A vanguarda é a mais importante
revolução cultural e política, rompendo com todas as convenções do passado e
ressoando na história.
Para que haja uma ruptura, faz-se
necessário que ressoe na história, ou seja, é necessário que tal fato se torne
uma referência para outras manifestações (ORLANDI, 2006) sobre que movimentos
de vanguarda guarda eclodem em uma sociedade em tramitação que passa de um
cenário agrário a um urbano.
Sousa (2001: 29) argumenta que a
pós-modernidade é uma experiência cultural, uma condição ou talvez a combinação
das duas. Nesse sentido, Lyon (apud SOUSA, 2001) considera a pós-modernidade uma
ideia de forma de crítica na mente dos intelectuais e nos meios de comunicação.

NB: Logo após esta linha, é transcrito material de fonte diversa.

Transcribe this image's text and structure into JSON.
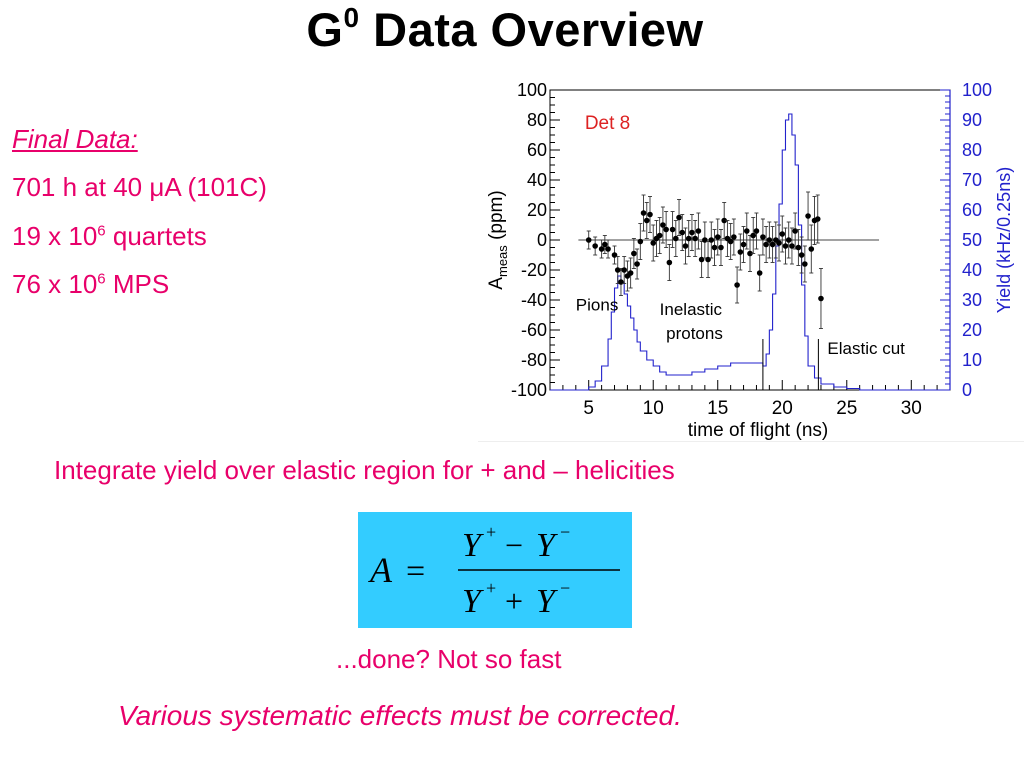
{
  "slide": {
    "title_main": "G",
    "title_sup": "0",
    "title_rest": " Data Overview",
    "final_data": "Final Data:",
    "line1_prefix": "701 h at 40 ",
    "line1_mu": "μ",
    "line1_suffix": "A (101C)",
    "line2_prefix": "19 x 10",
    "line2_sup": "6",
    "line2_suffix": " quartets",
    "line3_prefix": "76 x 10",
    "line3_sup": "6",
    "line3_suffix": " MPS",
    "integrate_text": "Integrate yield over elastic region for + and – helicities",
    "done_text": "...done?  Not so fast",
    "various_text": "Various systematic effects must be corrected.",
    "formula": {
      "lhs": "A",
      "eq": "=",
      "Y": "Y",
      "plus": "+",
      "minus": "−"
    }
  },
  "colors": {
    "accent_text": "#e8006a",
    "formula_bg": "#33ccff",
    "yield_axis": "#2222cc",
    "det_label": "#dd2222"
  },
  "chart_data": {
    "type": "scatter",
    "xlabel": "time of flight (ns)",
    "ylabel_left_main": "A",
    "ylabel_left_sub": "meas",
    "ylabel_left_unit": " (ppm)",
    "ylabel_right": "Yield (kHz/0.25ns)",
    "xlim": [
      2,
      33
    ],
    "ylim_left": [
      -100,
      100
    ],
    "ylim_right": [
      0,
      100
    ],
    "x_ticks": [
      5,
      10,
      15,
      20,
      25,
      30
    ],
    "y_ticks_left": [
      -100,
      -80,
      -60,
      -40,
      -20,
      0,
      20,
      40,
      60,
      80,
      100
    ],
    "y_ticks_right": [
      0,
      10,
      20,
      30,
      40,
      50,
      60,
      70,
      80,
      90,
      100
    ],
    "annotations": {
      "det": "Det 8",
      "pions": "Pions",
      "inelastic_1": "Inelastic",
      "inelastic_2": "protons",
      "elastic_cut": "Elastic cut"
    },
    "cut_lines_x": [
      18.5,
      22.8
    ],
    "series": [
      {
        "axis": "left",
        "style": "points-with-errors",
        "x": [
          5.0,
          5.5,
          6.0,
          6.25,
          6.5,
          7.0,
          7.25,
          7.5,
          7.75,
          8.0,
          8.25,
          8.5,
          8.75,
          9.0,
          9.25,
          9.5,
          9.75,
          10.0,
          10.25,
          10.5,
          10.75,
          11.0,
          11.25,
          11.5,
          11.75,
          12.0,
          12.25,
          12.5,
          12.75,
          13.0,
          13.25,
          13.5,
          13.75,
          14.0,
          14.25,
          14.5,
          14.75,
          15.0,
          15.25,
          15.5,
          15.75,
          16.0,
          16.25,
          16.5,
          16.75,
          17.0,
          17.25,
          17.5,
          17.75,
          18.0,
          18.25,
          18.5,
          18.75,
          19.0,
          19.25,
          19.5,
          19.75,
          20.0,
          20.25,
          20.5,
          20.75,
          21.0,
          21.25,
          21.5,
          21.75,
          22.0,
          22.25,
          22.5,
          22.75,
          23.0
        ],
        "y": [
          0,
          -4,
          -6,
          -3,
          -6,
          -10,
          -20,
          -28,
          -20,
          -24,
          -22,
          -9,
          -16,
          -1,
          18,
          13,
          17,
          -2,
          1,
          3,
          10,
          7,
          -15,
          7,
          1,
          15,
          5,
          -4,
          1,
          5,
          1,
          6,
          -13,
          0,
          -13,
          0,
          -5,
          2,
          -5,
          13,
          1,
          -1,
          2,
          -30,
          -8,
          -3,
          6,
          -9,
          3,
          6,
          -22,
          2,
          -3,
          0,
          -3,
          0,
          -2,
          4,
          -4,
          0,
          -4,
          6,
          -5,
          -10,
          -16,
          16,
          -6,
          13,
          14,
          -39
        ],
        "err": [
          6,
          6,
          6,
          6,
          6,
          6,
          9,
          9,
          9,
          10,
          10,
          10,
          10,
          12,
          12,
          12,
          12,
          12,
          12,
          12,
          12,
          12,
          12,
          12,
          12,
          12,
          12,
          12,
          12,
          12,
          12,
          12,
          12,
          12,
          12,
          12,
          12,
          12,
          12,
          12,
          12,
          12,
          12,
          12,
          12,
          12,
          12,
          12,
          12,
          12,
          12,
          12,
          12,
          12,
          12,
          12,
          12,
          12,
          12,
          12,
          12,
          12,
          12,
          12,
          12,
          16,
          16,
          16,
          16,
          20
        ]
      },
      {
        "axis": "right",
        "style": "step",
        "x": [
          2,
          4,
          5,
          5.5,
          6,
          6.5,
          6.75,
          7,
          7.25,
          7.5,
          7.75,
          8,
          8.25,
          8.5,
          8.75,
          9,
          9.5,
          10,
          10.5,
          11,
          12,
          13,
          14,
          15,
          16,
          17,
          17.5,
          18,
          18.5,
          18.75,
          19,
          19.25,
          19.5,
          19.75,
          20,
          20.25,
          20.5,
          20.75,
          21,
          21.25,
          21.5,
          21.75,
          22,
          22.5,
          23,
          24,
          25,
          26,
          27,
          28,
          29,
          30,
          31,
          32,
          33
        ],
        "y": [
          0,
          0,
          1,
          3,
          8,
          17,
          26,
          34,
          38,
          36,
          32,
          28,
          24,
          20,
          16,
          13,
          10,
          8,
          6,
          5,
          5,
          6,
          7,
          8,
          9,
          9,
          9,
          9,
          8,
          12,
          20,
          32,
          48,
          62,
          80,
          90,
          92,
          85,
          75,
          55,
          35,
          18,
          8,
          4,
          2,
          1,
          0.5,
          0,
          0,
          0,
          0,
          0,
          0,
          0,
          0
        ]
      }
    ]
  }
}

O curioso é que a pós-modernidade só pode ser
entendida com sua cumplicidade ética do
ser que estão no espaço antes preenchido pela modernidade, o que significa
dizer que os desafios que os desafios pós-modernos estão voltados para os
ideais, os valores e os símbolos da vida capitalista, como eles aparecem na
vida dos consumidores e no consumo mesmo.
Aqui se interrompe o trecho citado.